After it cooled, I portioned it out into baby food jars and added food coloring. That was fun. It’s pretty thick with the recipe above so I added more water to make it a more paint-like consistency and stirred it all up with a chopstick. Even more fun, Ronin discovered the food coloring tubes and how to twist off the caps and while I was off neglecting her, she opened up the red, blue, and purple and squirted the stuff all over her hands. I was sort of flipped out and she repeated after me as I ferried the food coloring tubes out of reach “ssit ssit” (bad mama!).

The setup. All neat and tidy with cool and warm colors separated by dinner plate. I stripped her down and planted her in front of the paper.

Ronin tests the waters. Hmm. Colors pleasing… Paper smooth…

She was a little weirded out by the Stuff! on her hands!! It can be nice having a neat-freak toddler (she is a relatively tidy eater—partly because she doesn’t like to eat) but it is also alarming to take said toddler to the beach all, “BEHOLD: THE BEACH,” and have her totally freak out when a grain of sand gets stuck to her hand. She mellowed out a bit but I got her some tools anyway.

Palette knife and paintbrush.

Paintbrushes are for lamers.

Of course, nothing is better than simply cutting to the chase and eating the paint straight off your palette knife.

I’d say it was a success mostly. I’ll do it again at least despite the fact that food coloring does not just wash off of hands (or anything else) and her fingers are now stained purple-green-pink. Hopefully this fades quickly. I have to get better at ‘letting go’ as far as smearing paint in hair and eating it is concerned but I’m working on it. Ronin seems to enjoy the painting just fine but the real standout is getting to stack and rearrange the plates (between sneaking nibbles of turquoise or fuchsia), dumping the paper out on the grass and then arranging it back on the blue bin. And I sit back and dream wistfully that her future memory of fingerpainting will be happy, cathartic, and with zero spinechills.


Ronin’s Room

Monday, June 1st, 2009



Ronin has her own room now that we are living in an actual house. Right now she doesn’t play too much in it and so it retains a fresh uncluttered feel. This will surely change soon and forever.

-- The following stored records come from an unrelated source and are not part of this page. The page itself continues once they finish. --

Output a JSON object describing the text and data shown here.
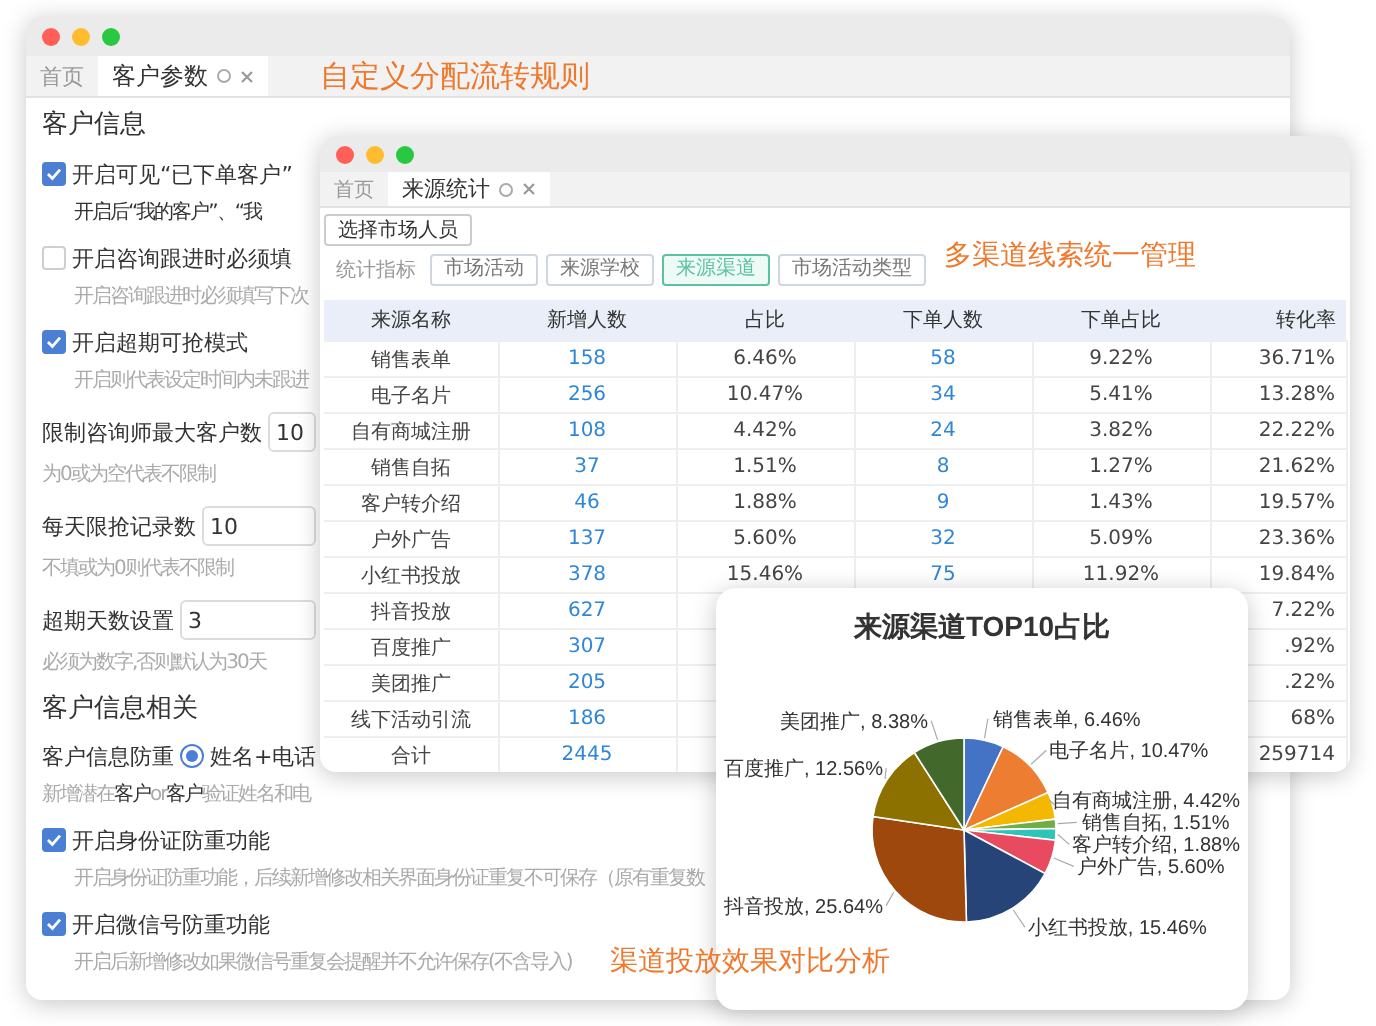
{
  "back_window": {
    "tabs": [
      {
        "label": "首页",
        "selected": false
      },
      {
        "label": "客户参数",
        "selected": true
      }
    ],
    "caption": "自定义分配流转规则",
    "settings": [
      {
        "kind": "section",
        "label": "客户信息"
      },
      {
        "kind": "checkbox",
        "label": "开启可见“已下单客户”",
        "checked": true
      },
      {
        "kind": "subnote",
        "text": "开启后“我的客户”、“我"
      },
      {
        "kind": "checkbox",
        "label": "开启咨询跟进时必须填",
        "checked": false
      },
      {
        "kind": "note",
        "text": "开启咨询跟进时必须填写下次"
      },
      {
        "kind": "checkbox",
        "label": "开启超期可抢模式",
        "checked": true
      },
      {
        "kind": "note",
        "text": "开启则代表设定时间内未跟进"
      },
      {
        "kind": "number",
        "label": "限制咨询师最大客户数",
        "value": "10"
      },
      {
        "kind": "note",
        "text": "为0或为空代表不限制"
      },
      {
        "kind": "number",
        "label": "每天限抢记录数",
        "value": "10"
      },
      {
        "kind": "note",
        "text": "不填或为0则代表不限制"
      },
      {
        "kind": "number",
        "label": "超期天数设置",
        "value": "3"
      },
      {
        "kind": "note",
        "text": "必须为数字,否则默认为30天"
      },
      {
        "kind": "section",
        "label": "客户信息相关"
      },
      {
        "kind": "radio",
        "label": "客户信息防重",
        "option": "姓名+电话",
        "selected": true
      },
      {
        "kind": "note",
        "text": "新增潜在**客户**or**客户**验证姓名和电"
      },
      {
        "kind": "checkbox",
        "label": "开启身份证防重功能",
        "checked": true
      },
      {
        "kind": "note",
        "text": "开启身份证防重功能，后续新增修改相关界面身份证重复不可保存（原有重复数"
      },
      {
        "kind": "checkbox",
        "label": "开启微信号防重功能",
        "checked": true
      },
      {
        "kind": "note",
        "text": "开启后新增修改如果微信号重复会提醒并不允许保存(不含导入)"
      }
    ]
  },
  "stats_window": {
    "tabs": [
      {
        "label": "首页",
        "selected": false
      },
      {
        "label": "来源统计",
        "selected": true
      }
    ],
    "select_button": "选择市场人员",
    "filter_label": "统计指标",
    "filters": [
      {
        "label": "市场活动",
        "selected": false
      },
      {
        "label": "来源学校",
        "selected": false
      },
      {
        "label": "来源渠道",
        "selected": true
      },
      {
        "label": "市场活动类型",
        "selected": false
      }
    ],
    "caption": "多渠道线索统一管理",
    "table": {
      "columns": [
        "来源名称",
        "新增人数",
        "占比",
        "下单人数",
        "下单占比",
        "转化率"
      ],
      "rows": [
        {
          "name": "销售表单",
          "new_count": "158",
          "share": "6.46%",
          "order_count": "58",
          "order_share": "9.22%",
          "rate": "36.71%"
        },
        {
          "name": "电子名片",
          "new_count": "256",
          "share": "10.47%",
          "order_count": "34",
          "order_share": "5.41%",
          "rate": "13.28%"
        },
        {
          "name": "自有商城注册",
          "new_count": "108",
          "share": "4.42%",
          "order_count": "24",
          "order_share": "3.82%",
          "rate": "22.22%"
        },
        {
          "name": "销售自拓",
          "new_count": "37",
          "share": "1.51%",
          "order_count": "8",
          "order_share": "1.27%",
          "rate": "21.62%"
        },
        {
          "name": "客户转介绍",
          "new_count": "46",
          "share": "1.88%",
          "order_count": "9",
          "order_share": "1.43%",
          "rate": "19.57%"
        },
        {
          "name": "户外广告",
          "new_count": "137",
          "share": "5.60%",
          "order_count": "32",
          "order_share": "5.09%",
          "rate": "23.36%"
        },
        {
          "name": "小红书投放",
          "new_count": "378",
          "share": "15.46%",
          "order_count": "75",
          "order_share": "11.92%",
          "rate": "19.84%"
        },
        {
          "name": "抖音投放",
          "new_count": "627",
          "rate": "7.22%"
        },
        {
          "name": "百度推广",
          "new_count": "307",
          "rate": ".92%"
        },
        {
          "name": "美团推广",
          "new_count": "205",
          "rate": ".22%"
        },
        {
          "name": "线下活动引流",
          "new_count": "186",
          "rate": "68%"
        },
        {
          "name": "合计",
          "new_count": "2445",
          "rate": "259714"
        }
      ]
    }
  },
  "pie_card": {
    "chart_data": {
      "type": "pie",
      "title": "来源渠道TOP10占比",
      "values": [
        6.46,
        10.47,
        4.42,
        1.51,
        1.88,
        5.6,
        15.46,
        25.64,
        12.56,
        8.38
      ],
      "value_labels": [
        "销售表单, 6.46%",
        "电子名片, 10.47%",
        "自有商城注册, 4.42%",
        "销售自拓, 1.51%",
        "客户转介绍, 1.88%",
        "户外广告, 5.60%",
        "小红书投放, 15.46%",
        "抖音投放, 25.64%",
        "百度推广, 12.56%",
        "美团推广, 8.38%"
      ]
    }
  },
  "overlay_caption": "渠道投放效果对比分析"
}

We bought a cheap crib off Craigslist and spent about a thousand hours sanding and painting it a bunch of colors. It was a royal pain in the ass and I do not recommend it to anyone. But I think it turned out cute. The raindrop mobile I also made.



I’ve since replaced the window curtain with a heavy Guatamalan textile, red with embroidered animals all over it. It helps keep her room dark in the mornings when it gets light at 5-freaking-AM. The butterfly ball is just one of those IKEA paper lanterns with 3-D see-through butterfly stickers all over it. The photos on the wall are of Joshua as a baby and my dad in his 20s. (We also have a photo of Grandpa Jeff over by the door.) The “table” is made from a large box containing a desktop computer we likely will never use again ever (not bitter), which I couldn’t find a space for; I covered it with a Mexican textile and put a basket of toys on top of it. The large thing to the left of the table is a giant book of baby animals. Ronin is more than a little obsessed with it.



Opposite the crib are her dressers (IKEA; painted using the same paint as the crib) with wooden toys from Mexico that she miraculously has managed to not break (and she does play with them) and a Subcomandante Marcos doll from Chiapas. The wooden machine to the right of the dressers is a rolling ball toy made for Ronin by our friend Kerstin. On the wall are real and painted butterflies, and a child’s huipil from Guatamala hand embroidered with lions.



More butterflies and a framed Ibis card.